The changes follow X CEO Linda Yaccarino’s post on Monday promising that Community Notes would now “appear more quickly on X.” The exec had also recently reposted an explanation from X’s Safety account that reported there had been more than 50 million posts globally over the past couple of days that referenced the weekend’s terrorist attack on Israel by Hamas, demonstrating the scale of how much content around the war was being circulated on the platform.

On Wednesday evening, X offered another update on the progress it has made with Community Notes, which included note previews now being supported on both Android and web, with support “coming soon” to iOS. By allowing users to see previews of notes, these fact-checks written by community members can gather ratings more quickly, which then results in worthwhile and accurate notes going live at a faster pace.

In addition, X said it has “significantly scaled” up a feature that would send a notification to people who had liked, replied to or reposted a post that had later received a Community Note fact-check. With more notifications being sent out, the hope is that those who redistributed misleading information or disinformation may be encouraged to remove their posts or at least edit them to update the post with more context.

Another improvement involves media matching, meaning notes that are written on images and videos will now be displayed on more posts that contain that same media. This system allowed notes written this week to be shown on an additional 3,000+ posts and growing, as the media is re-used in new posts. The company said the system is being improved over time, as well.

The recent updates around media matching, notifications and not previews were launched over the past 24 hours, X said, after “hundreds” of new notes have gone live across thousands of posts.
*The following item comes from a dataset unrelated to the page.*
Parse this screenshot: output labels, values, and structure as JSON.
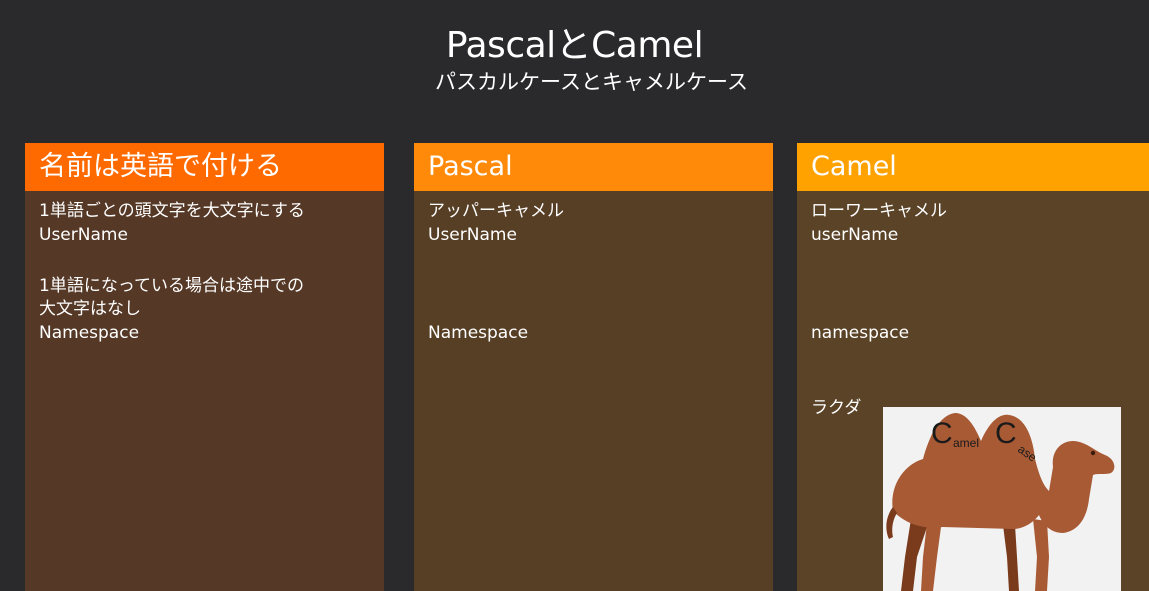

An earlier post narrowed that number down to more than 500 unique notes written related to the terrorist attacks, which had then increased to 700 by the time CEO Linda Yaccarino responded to a warning from European Commissioner Thierry Breton over X’s failures to address the sharing of disinformation and illegal content on its platform.

But with the number of posts about the terrorist attacks now numbering in the millions, it’s not clear if X’s crowdsourced fact-checking system will be able to keep up, despite the fast pace of technology development. As NBC News reported, many fact-checks were initially delayed for multiple days before going live, and many more false posts with hundreds of thousands of views had no notes even attached to them.

This is despite X’s proclaimed “massive speed improvement” rolled out last week that was meant to make notes appear 1.5 hours to 3.5 hours faster than before.

In light of recent events, X has made other changes as well. The company updated its public interest policy to redefine the newsworthiness of posts by removing the requirement of having at least 100,000 followers for a post to be considered newsworthy. X said it’s been coordinating with @GIFCT_official to try to keep terrorist content from being distributed on its platform, which included taking action against tens of thousands of posts for sharing graphic media, violent speech and hateful conduct.

Yaccarino also dropped out of the WSJ Tech Live conference, saying that “with the global crisis unfolding, Linda and her team must remain fully focused on X platform safety.” (Though some doubt if that was the only reason, given her recent disastrous appearance at the Code conference.) 

X owner Elon Musk has long championed Community Notes as a better alternative to Twitter’s former moderation efforts, which he had been highly critical of in the past. Last year, he posted that the notes system was a “gamechanger for improving accuracy” on the platform.

But under Musk’s leadership, Community Notes also play a bigger role than they did in the pre-Musk years as the employee headcount has been reduced, including through layoffs, impacting the trust and safety and moderation teams.